Северия летела домой, не чуя под собой ног, быстрее, чем она мчалась сюда, и продолжала полубессознательно думать:
— Неужели это и означал мой непонятный сон? Неужели это и была обещанная тайна?
Девушка прибежала домой и уткнулась в подушку. Не было охоты ни завтракать, ни отправляться в костел. Она слышала, как мать постучала в стену раз, через час — другой, но не откликнулась. Ей сейчас ни до чего не было дела. И только когда все стихло, когда все ушли или укатили в костел, Северия вскочила и стремглав бросилась следом.
В костеле, битком набитом людьми, она смогла без труда затеряться в толпе, чтобы никто не заметил, как Северия запыхалась и разгорячилась от бега. Она лежала на полу ничком не в порыве набожности или раскаяния, а словно под воздействием дурмана или отравы. Северия чувствовала, что она уже не та, прежняя, и что все в ней будто сжалось в тугой комок, словом, что происходит нечто странное. Она не успела утром ничего перехватить, однако совсем не хотела есть, испытывая единственное желание — пить. И ни на минуту не исчезал из ее воображения образ: мужчина, да не кто-нибудь, а Гейше.

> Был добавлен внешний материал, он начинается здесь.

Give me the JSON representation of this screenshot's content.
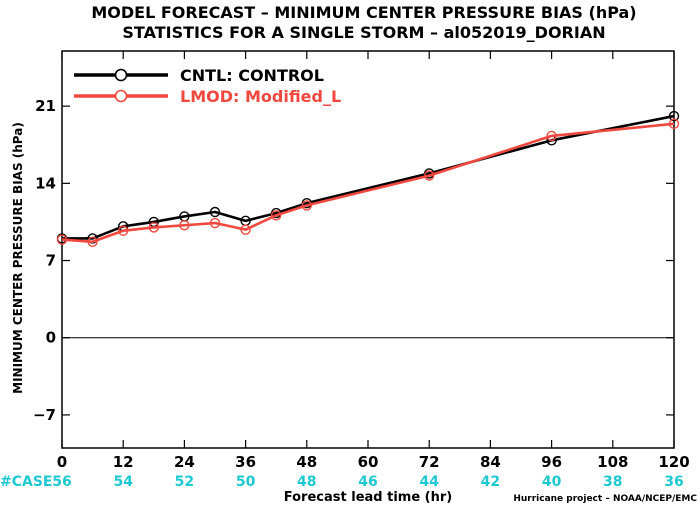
{
  "title_line1": "MODEL FORECAST – MINIMUM CENTER PRESSURE BIAS (hPa)",
  "title_line2": "STATISTICS FOR A SINGLE STORM – al052019_DORIAN",
  "credit": "Hurricane project – NOAA/NCEP/EMC",
  "case_label": "#CASE",
  "case_counts": [
    "56",
    "54",
    "52",
    "50",
    "48",
    "46",
    "44",
    "42",
    "40",
    "38",
    "36"
  ],
  "colors": {
    "case": "#1ec8d2",
    "cntl": "#000000",
    "lmod": "#f0483e"
  },
  "chart_data": {
    "type": "line",
    "title": "MODEL FORECAST – MINIMUM CENTER PRESSURE BIAS (hPa)",
    "subtitle": "STATISTICS FOR A SINGLE STORM – al052019_DORIAN",
    "xlabel": "Forecast lead time (hr)",
    "ylabel": "MINIMUM CENTER PRESSURE BIAS (hPa)",
    "xlim": [
      0,
      120
    ],
    "ylim": [
      -10,
      26
    ],
    "xticks": [
      0,
      12,
      24,
      36,
      48,
      60,
      72,
      84,
      96,
      108,
      120
    ],
    "yticks": [
      -7,
      0,
      7,
      14,
      21
    ],
    "legend": "top-left",
    "series": [
      {
        "name": "CNTL: CONTROL",
        "color": "#000000",
        "x": [
          0,
          6,
          12,
          18,
          24,
          30,
          36,
          42,
          48,
          72,
          96,
          120
        ],
        "y": [
          9.0,
          9.0,
          10.1,
          10.5,
          11.0,
          11.4,
          10.6,
          11.3,
          12.2,
          14.9,
          17.9,
          20.1
        ]
      },
      {
        "name": "LMOD: Modified_L",
        "color": "#f0483e",
        "x": [
          0,
          6,
          12,
          18,
          24,
          30,
          36,
          42,
          48,
          72,
          96,
          120
        ],
        "y": [
          8.9,
          8.7,
          9.7,
          10.0,
          10.2,
          10.4,
          9.8,
          11.1,
          12.0,
          14.7,
          18.3,
          19.4
        ]
      }
    ]
  }
}
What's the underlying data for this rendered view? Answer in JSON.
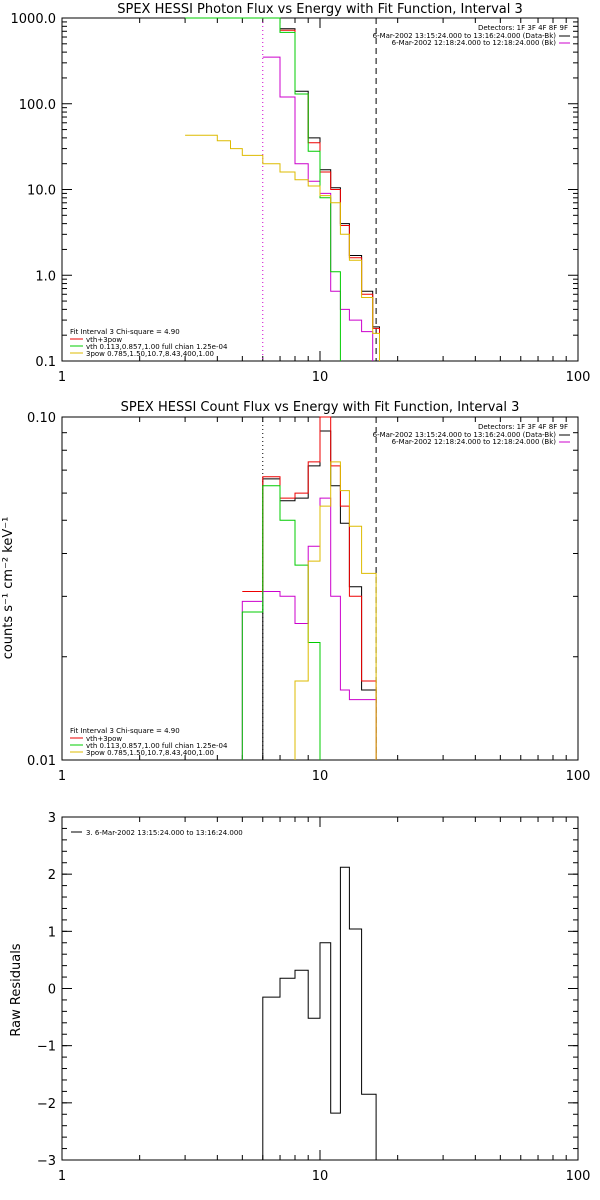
{
  "chart_data": [
    {
      "type": "line",
      "title": "SPEX HESSI Photon Flux vs Energy with Fit Function, Interval 3",
      "xlabel": "",
      "ylabel": "",
      "xscale": "log",
      "yscale": "log",
      "xlim": [
        1,
        100
      ],
      "ylim": [
        0.1,
        1000
      ],
      "x_ticks": [
        1,
        10,
        100
      ],
      "x_tick_labels": [
        "1",
        "10",
        "100"
      ],
      "y_ticks": [
        0.1,
        1,
        10,
        100,
        1000
      ],
      "y_tick_labels": [
        "0.1",
        "1.0",
        "10.0",
        "100.0",
        "1000.0"
      ],
      "vlines": [
        {
          "x": 6.0,
          "style": "dotted",
          "color": "#cc00cc"
        },
        {
          "x": 16.5,
          "style": "dashed",
          "color": "#000000"
        }
      ],
      "legend_right": [
        "Detectors: 1F 3F 4F 8F 9F",
        "6-Mar-2002 13:15:24.000 to 13:16:24.000 (Data-Bk)",
        "6-Mar-2002 12:18:24.000 to 12:18:24.000 (Bk)"
      ],
      "legend_left": [
        "Fit Interval 3   Chi-square = 4.90",
        "vth+3pow",
        "vth 0.113,0.857,1.00  full chian 1.25e-04",
        "3pow 0.785,1.50,10.7,8.43,400,1.00"
      ],
      "series": [
        {
          "color": "#000000",
          "points": [
            [
              6.0,
              1000
            ],
            [
              7.0,
              750
            ],
            [
              8.0,
              140
            ],
            [
              9.0,
              40
            ],
            [
              10.0,
              17
            ],
            [
              11.0,
              10.5
            ],
            [
              12.0,
              4.0
            ],
            [
              13.0,
              1.7
            ],
            [
              14.5,
              0.65
            ],
            [
              16.0,
              0.25
            ],
            [
              17.0,
              0.1
            ]
          ]
        },
        {
          "color": "#ee0000",
          "points": [
            [
              6.0,
              1000
            ],
            [
              7.0,
              720
            ],
            [
              8.0,
              130
            ],
            [
              9.0,
              35
            ],
            [
              10.0,
              16
            ],
            [
              11.0,
              10
            ],
            [
              12.0,
              3.8
            ],
            [
              13.0,
              1.6
            ],
            [
              14.5,
              0.6
            ],
            [
              16.0,
              0.24
            ],
            [
              17.0,
              0.1
            ]
          ]
        },
        {
          "color": "#cc00cc",
          "points": [
            [
              6.0,
              350
            ],
            [
              7.0,
              120
            ],
            [
              8.0,
              20
            ],
            [
              9.0,
              12.5
            ],
            [
              10.0,
              9
            ],
            [
              11.0,
              0.65
            ],
            [
              12.0,
              0.4
            ],
            [
              13.0,
              0.3
            ],
            [
              14.5,
              0.22
            ],
            [
              16.0,
              0.1
            ]
          ]
        },
        {
          "color": "#00cc00",
          "points": [
            [
              3.0,
              1000
            ],
            [
              6.0,
              1000
            ],
            [
              7.0,
              680
            ],
            [
              8.0,
              130
            ],
            [
              9.0,
              28
            ],
            [
              10.0,
              8
            ],
            [
              11.0,
              1.1
            ],
            [
              12.0,
              0.1
            ]
          ]
        },
        {
          "color": "#ddbb00",
          "points": [
            [
              3.0,
              43
            ],
            [
              4.0,
              37
            ],
            [
              4.5,
              30
            ],
            [
              5.0,
              25
            ],
            [
              6.0,
              20
            ],
            [
              7.0,
              16
            ],
            [
              8.0,
              13
            ],
            [
              9.0,
              11
            ],
            [
              10.0,
              8.5
            ],
            [
              11.0,
              7
            ],
            [
              12.0,
              3.0
            ],
            [
              13.0,
              1.5
            ],
            [
              14.5,
              0.55
            ],
            [
              16.0,
              0.21
            ],
            [
              17.0,
              0.1
            ]
          ]
        }
      ]
    },
    {
      "type": "line",
      "title": "SPEX HESSI Count Flux vs Energy with Fit Function, Interval 3",
      "xlabel": "",
      "ylabel": "counts s⁻¹ cm⁻² keV⁻¹",
      "xscale": "log",
      "yscale": "log",
      "xlim": [
        1,
        100
      ],
      "ylim": [
        0.01,
        0.1
      ],
      "x_ticks": [
        1,
        10,
        100
      ],
      "x_tick_labels": [
        "1",
        "10",
        "100"
      ],
      "y_ticks": [
        0.01,
        0.1
      ],
      "y_tick_labels": [
        "0.01",
        "0.10"
      ],
      "vlines": [
        {
          "x": 6.0,
          "style": "dotted",
          "color": "#000000"
        },
        {
          "x": 16.5,
          "style": "dashed",
          "color": "#000000"
        }
      ],
      "legend_right": [
        "Detectors: 1F 3F 4F 8F 9F",
        "6-Mar-2002 13:15:24.000 to 13:16:24.000 (Data-Bk)",
        "6-Mar-2002 12:18:24.000 to 12:18:24.000 (Bk)"
      ],
      "legend_left": [
        "Fit Interval 3   Chi-square = 4.90",
        "vth+3pow",
        "vth 0.113,0.857,1.00  full chian 1.25e-04",
        "3pow 0.785,1.50,10.7,8.43,400,1.00"
      ],
      "series": [
        {
          "color": "#000000",
          "points": [
            [
              6.0,
              0.01
            ],
            [
              6.0,
              0.066
            ],
            [
              7.0,
              0.057
            ],
            [
              8.0,
              0.058
            ],
            [
              9.0,
              0.072
            ],
            [
              10.0,
              0.091
            ],
            [
              11.0,
              0.063
            ],
            [
              12.0,
              0.049
            ],
            [
              13.0,
              0.032
            ],
            [
              14.5,
              0.016
            ],
            [
              16.5,
              0.01
            ]
          ]
        },
        {
          "color": "#ee0000",
          "points": [
            [
              5.0,
              0.031
            ],
            [
              6.0,
              0.067
            ],
            [
              7.0,
              0.058
            ],
            [
              8.0,
              0.06
            ],
            [
              9.0,
              0.074
            ],
            [
              10.0,
              0.1
            ],
            [
              11.0,
              0.072
            ],
            [
              12.0,
              0.055
            ],
            [
              13.0,
              0.03
            ],
            [
              14.5,
              0.017
            ],
            [
              16.5,
              0.01
            ]
          ]
        },
        {
          "color": "#cc00cc",
          "points": [
            [
              5.0,
              0.01
            ],
            [
              5.0,
              0.029
            ],
            [
              6.0,
              0.031
            ],
            [
              7.0,
              0.03
            ],
            [
              8.0,
              0.025
            ],
            [
              9.0,
              0.042
            ],
            [
              10.0,
              0.058
            ],
            [
              11.0,
              0.03
            ],
            [
              12.0,
              0.016
            ],
            [
              13.0,
              0.015
            ],
            [
              14.5,
              0.015
            ],
            [
              16.5,
              0.01
            ]
          ]
        },
        {
          "color": "#00cc00",
          "points": [
            [
              5.0,
              0.01
            ],
            [
              5.0,
              0.027
            ],
            [
              6.0,
              0.063
            ],
            [
              7.0,
              0.05
            ],
            [
              8.0,
              0.037
            ],
            [
              9.0,
              0.022
            ],
            [
              10.0,
              0.01
            ]
          ]
        },
        {
          "color": "#ddbb00",
          "points": [
            [
              8.0,
              0.01
            ],
            [
              8.0,
              0.017
            ],
            [
              9.0,
              0.038
            ],
            [
              10.0,
              0.055
            ],
            [
              11.0,
              0.074
            ],
            [
              12.0,
              0.061
            ],
            [
              13.0,
              0.048
            ],
            [
              14.5,
              0.035
            ],
            [
              16.5,
              0.01
            ]
          ]
        }
      ]
    },
    {
      "type": "line",
      "title": "",
      "xlabel": "",
      "ylabel": "Raw Residuals",
      "xscale": "log",
      "yscale": "linear",
      "xlim": [
        1,
        100
      ],
      "ylim": [
        -3,
        3
      ],
      "x_ticks": [
        1,
        10,
        100
      ],
      "x_tick_labels": [
        "1",
        "10",
        "100"
      ],
      "y_ticks": [
        -3,
        -2,
        -1,
        0,
        1,
        2,
        3
      ],
      "y_tick_labels": [
        "−3",
        "−2",
        "−1",
        "0",
        "1",
        "2",
        "3"
      ],
      "legend_left": [
        "3. 6-Mar-2002 13:15:24.000 to 13:16:24.000"
      ],
      "series": [
        {
          "color": "#000000",
          "points": [
            [
              6.0,
              -3
            ],
            [
              6.0,
              -0.15
            ],
            [
              7.0,
              0.18
            ],
            [
              8.0,
              0.32
            ],
            [
              9.0,
              -0.52
            ],
            [
              10.0,
              0.8
            ],
            [
              11.0,
              -2.18
            ],
            [
              12.0,
              2.12
            ],
            [
              13.0,
              1.04
            ],
            [
              14.5,
              -1.85
            ],
            [
              16.5,
              -3
            ]
          ]
        }
      ]
    }
  ]
}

— Околдовал… — мелькнуло у нее в голове, и она обмерла от этой мысли, явственно почувствовав, что от этого «колдовства» нет снадобья, вернее, оно есть, но это — сам «колдун». Гейше заслонил собой солнечный свет, весь мир, всех людей на свете. И если до сих пор она была свободна от всего постороннего в жизни, то сейчас все ее существо было переполнено одним — думами о Гейше, который, осыпав ее ласками, преподнес первый урок любви.
А может, не первый? Ведь она любит Миколюкаса. Только это совсем разные вещи — любить и быть любимой. Миколюкас, как ей казалось, никаких уроков ей не давал. То, что между ними было, происходило само собой. Их любовь только зарождалась, и проявиться ей суждено было иначе. С Миколюкасом они были обвенчаны духовно, а с Гейше ее связывало совсем другое. Какая же любовь настоящая: близость душ или тел? Разве тела лишь извлекают пользу из родства душ? Так в чем же тогда эта долгожданная и пророчимая любовь: в гармонии душ или в удовлетворении тел? Что может быть общего в сфере духа между ученым профессором и его горничной, на которой он с нескрываемой радостью женится и живет затем в мире и согласии? Почему литовец-патриот «любит» польку, настроенную откровенно враждебно против его идеалов, против его отчизны? Не химера ли это так называемое «единение» душ?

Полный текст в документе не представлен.